Après cette introduction, Mozart remet son masque pour le final, mais si on écoute bien, on s’aperçoit que le thème principal de cet Allegro est un déguisement en majeur du thème en mineur du premier mouvement. "On comprend alors que la musique de Mozart, c’est le sourire à travers les larmes, révèle subtilement Bernard Fournier. Dans ce mouvement final, en dépit du sourire, on perçoit les larmes." Selon le spécialiste octogénaire, une autre œuvre en prise directe sur la profondeur douloureuse de la musique de Mozart serait le premier mouvement du Quatuor K. 421 en ré mineur, mais également, et connus de tout un chacun, la mort de Don Juan dans Don Giovanni et le Requiem en ré mineur K. 626: "Mais on dira que le sujet tragique en soi donne sa couleur sombre à la musique. C’est pourquoi les deux œuvres instrumentales qui ont été citées ont une valeur plus démonstrative de la noire profondeur de la musique de Mozart qui tient à son pessimisme inhérent."

Optimisme et pessimisme

Alors cette musique généralement légère et joyeuse – dans son apparence – serait-elle essentiellement profonde et triste? Voici un dernier argument, de nature structurale, qu’expose Bernard Fournier pour opposer Mozart le pessimiste à Beethoven l’optimiste: "Dans les œuvres de forme sonate, chez Beethoven, le puissant travail de développement qui ‘malaxe’ le matériau de base présenté dans l’exposition, le déforme, le morcelle ou le magnifie, en tout cas le recompose, a pour effet que la réexposition soit toujours différente de l’exposition", affirme-t-il. La réexposition nous fait donc pénétrer dans un autre monde que l’exposition; "le travail du développement porte ses fruits: optimisme de la volonté". Par contre, il note que chez Mozart, quelle que soit l’élaboration du travail de développement (voir notamment celui de l’Allegro du K. 421), la réexposition suit comme si de rien n’était le schéma de l’exposition; "le travail du développement n’a rien changé: pessimisme de la pensée".

Au terme de cet article, il convient de rappeler que Mozart a été admiré par maints compositeurs de sa postérité. "Si sa musique ne draine pas dans son sillage autant de compositeurs que Bach ou Beethoven, il est le musicien suprême pour certains comme Chopin ou Poulenc", atteste Bernard Fournier. Pour d’autres, il fait partie de leur panthéon; c’est le cas pour Piotr Ilitch Tchaïkovski (1840-1893), qui voyait en Mozart une incarnation de la divine beauté. Le compositeur russe le considérait même comme un "Christ musical".

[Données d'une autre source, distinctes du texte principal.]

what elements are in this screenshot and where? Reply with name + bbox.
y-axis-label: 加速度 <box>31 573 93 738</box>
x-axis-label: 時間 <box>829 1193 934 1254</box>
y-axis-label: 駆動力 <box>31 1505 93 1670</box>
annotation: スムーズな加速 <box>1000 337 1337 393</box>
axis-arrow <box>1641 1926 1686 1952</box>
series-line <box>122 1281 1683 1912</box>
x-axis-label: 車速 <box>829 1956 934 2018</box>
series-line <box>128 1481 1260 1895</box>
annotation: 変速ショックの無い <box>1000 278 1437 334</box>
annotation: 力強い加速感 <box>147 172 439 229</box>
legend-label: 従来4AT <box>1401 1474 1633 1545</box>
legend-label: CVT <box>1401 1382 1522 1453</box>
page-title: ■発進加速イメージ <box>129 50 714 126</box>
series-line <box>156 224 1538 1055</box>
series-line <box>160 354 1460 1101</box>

Références bibliographiques

(1) Kropatschek, Joseph. ["Manuel de toutes les ordonnances et lois promulguées sous le règne de l’empereur Joseph II pour les terres héréditaires impériales et royales, dans une connexion systématique"], Johann Georg Moeßle, Vienne, 1786, vol. VI, pp. 565-570.

(2) Braunbehrens, Volkmar. "Mozart in Wien 1781-1791", Piper, Munich, 1986.

(3) Kropatschek, Joseph. ["Manuel de toutes les ordonnances et lois promulguées sous le règne de l’empereur Joseph II pour les terres héréditaires impériales et royales, dans une connexion systématique"], Johann Georg Moeßle, Vienne, 1787, vol. VIII, p. 675f.